Last year the bHappy crew dropped Happy Meals a little friend movie filmed around Tahoe with their eclectic crew. It had a positive vibe and a solid flow but most importantly they were having fun. With a motto saying that sometimes snowboarding gets too serious these guys concentrate on the more fun aspects of shredding. Paul one of the men behind this operation took the time to answer a few questions and let us in to the world of bHappy.
What have been some of the biggest lessons you’ve learned since making Happy Meals?
We had a ton of fun making Happy Meals and we have made a big push to really step up this year with Happy Thoughts. The constant progression can sometimes create tension and frustration for me and our crew. We are always pushing to make bHappy better and improve as a film crew, and what i have learned is that a positive environment will nurture progression and creativity. It has been a balancing act trying to keep the fun feel of Happy Meals, while taking everything a bit more serious and trying to stack footy. We are constantly making mistakes and doing our best to learn from them.
Anything really sketchy happen this past season?
Colton got his license.
Add anyone new to the crew?
One of our homies from Rocklin just that started riding with us this year, Sean Keane, has been killing it lately. Check him out in our bHappy in the Park edit at Northstar.
You might also be seeing some shots of him in our video this year.
So who got the opener and who has the banger ender?
Ben Strause will become the first boarder to get 2 song opener AND 3 song ender! Take that Marc Johnson.
Does a snowboard movie now have to have a double cork to legitimize itself or is that trick becoming somewhat overdone now?
I love me some double corks, however, it isn’t a deal breaker for me. I like watching the fun mini-shreders just as much as the innovative jumpers.
Care to shed some light on having a spot busted by a dude that said he wanted to fuck Shaun White? Cole told me you had it all on film and it’s very humorous.
Unfortunately, I wasn’t there to witness the bust, but the footy is priceless. Future YouTube sensation!
Which do you find harder to film urban or backcountry?
My neighbor Phill has told me for years that “Hunting is 99% hiking and sitting around, and 1% shooting.) Filming backcountry this year was a lot like that. Don’t get me wrong, I had some great times with my friends hiking around exploring the great outdoors, but getting shots out there is tough. So many things have to go right for a jump to work, and a shot to go down.
Who would you say was the most influential filmer for you and what films have influenced you?
I can’t pick one. Pierre Wikberg got me into it with the Robot Food films, Carlino is incredible. Filmers like Tim Bradley, Rob Balding, and Colton Feldman have also had a big impact on me. As far as videos, I would say that Patchwork Patterns blew me away when I was in high school and Think Thank has continued to impress me with their creativity and innovative boarding. EPI’s “It Ain’t Easy” is a bHappy favorite that we watch almost every time we crash at my house. Also the Airblaster videos are so fun to watch. They get me stoked to go ride my board and Travis Parker is a crazy character.

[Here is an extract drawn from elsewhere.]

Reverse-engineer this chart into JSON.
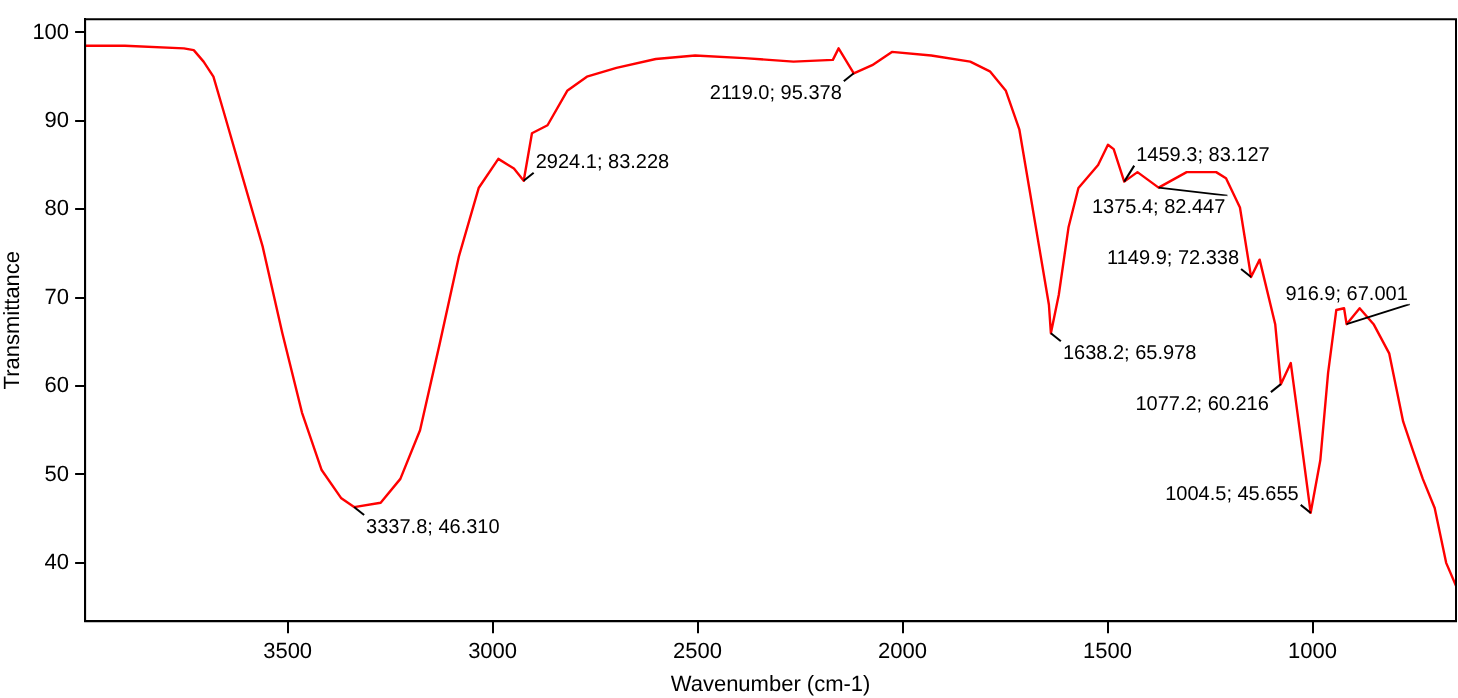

What would you say the best and the worst of making a movie are? Anything you’d tell people thinking about making a movie that they should consider before doing it?
The best thing about making a movie is the ‘behind the scenes’ stuff that goes on. Singing is a big part of our jolly crew and we plan to try out for next season’s American Idol. The worst part is when people take things too seriously and start to get down on themselves if things aren’t going right. Remember why you started snowboarding. It wasn’t because you wanted to get “hekka sponsed” it wasn’t because you had to get twenty shots for your video part, it was because it was fun. I try to make edits and videos that capture how much fun I have with my friends on and off the hill, and share that with others. Just keep that in mind before you start making videos to impress people.
How beneficial has the internet been with getting word out on what you guys are doing and what are your thoughts on doing a movie for verse selling one on dvd?
It is crazy to go onto our Vimeo statistics and see people from Bangladesh have watched our videos. I don’t think this would be possible without the great World Wide Web. By putting up a free video on the web, tons of people will see your film and hopefully be inspired to pass on the video to their friends, and so on. It’s a new frontier with limitless opportunities for any startup company. DVDs are great too though so you can show grandma what you made.
Thanks and shout outs?
I would like to say thank you to Bryce Hymans and Joel Vandruff for being there with me since the beginning. bHappy would not be here without them. And of course everyone involved: riders, filmers, editors, sponsors, friends, family, inspirations, teachers, mentors. Thanks to all the filmers I constantly nag for help too, you know who you are.